• UnknownEditor
    4
    Does anyone have any experience doing a VNA calibration at an SMPM interface? The only cal kit I see for sale uses TRL and LRL airlines, not sure I want to get involved in that. Is there an SOLT kit out there? Or is it acceptable to calibrate to 2.92 or 2.4mm interface and add adapters afterwards?

    Thanks in advance,

    Steve
  • madengr
    1
    I’ve used through-hole, vertical mount GPO at X-band. In that case, I just calibrated at 3.5 mm and used the adapter. I then tweaked the matching network on the PCB for good return loss. I was looking back into an isolator, so didn’t need a load.

    If you have enough distance (on the PCB) between the GPO and the next discontinuity, maybe use time domain mode to measure the GPO, or gate it out.

    If you know the GPO has good return loss (which you can do with time domain), and can get a short circuit established after it, then use port extension to get a phase corrected measurement. Though YMMV with port extension; I put a marker at the frequency I’m most interested in, then rotate the delay for an exact short at the marker. The phase typically diverges above and below the marker frequency, but at least I know the phase is correct at that one frequency.

    GP3O and even WFL are “good” through 60 GHz, but all that means is they don’t mode. The WFL has piss poor return loss even at 2 GHz.
  • acl
    0
    Hi Steve,

    We haven't found anything apart from the Micro-Mode TRL/LRL kit.
    We have always calibrated as close as we can to the gppo adapters.

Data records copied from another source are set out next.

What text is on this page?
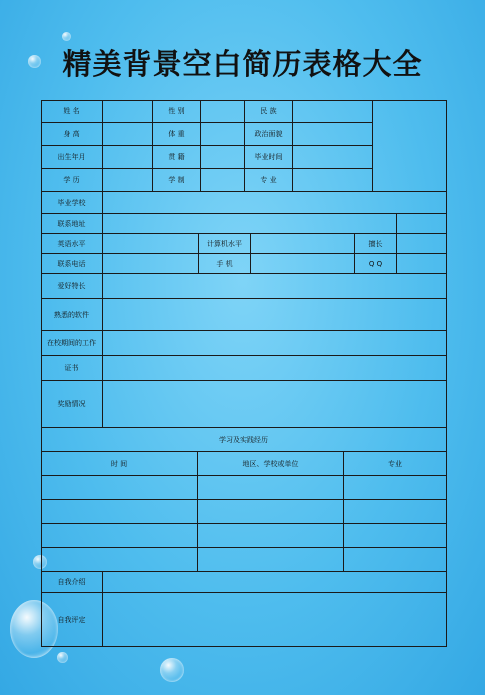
精美背景空白简历表格大全
姓 名	性 别	民 族
身 高	体 重	政治面貌
出生年月	贯 籍	毕业时间
学 历	学 制	专 业
毕业学校
联系地址
英语水平	计算机水平	擅长
联系电话	手 机	Q Q
爱好特长
熟悉的软件
在校期间的工作
证书
奖励情况
学习及实践经历
时 间	地区、学校或单位	专业
自我介绍
自我评定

    If you are using non-threaded gppo's then I don't know how good your cal would be anyway, as the connection is not super consistent.

    Thanks,
    Andrew
  • UnknownEditor
    4
    Thanks to you both

    I think I will stay away from trying to calibrate to that interface, and somehow model the adapter and subtract it off as an S-parameter file or maybe just a linear model. I am no expert on time domain but it seems like when you gate out a reflection the improvement sometimes too good to be true... This is not for device characterization, more like an acceptance test. A good design should have plenty of room for error, right?

    I think about an acceptance test at a previous employer where phase tracking was needed over wideband. The operator was trained to misalign the GPO until it met the spec, then hit the save button... yikes.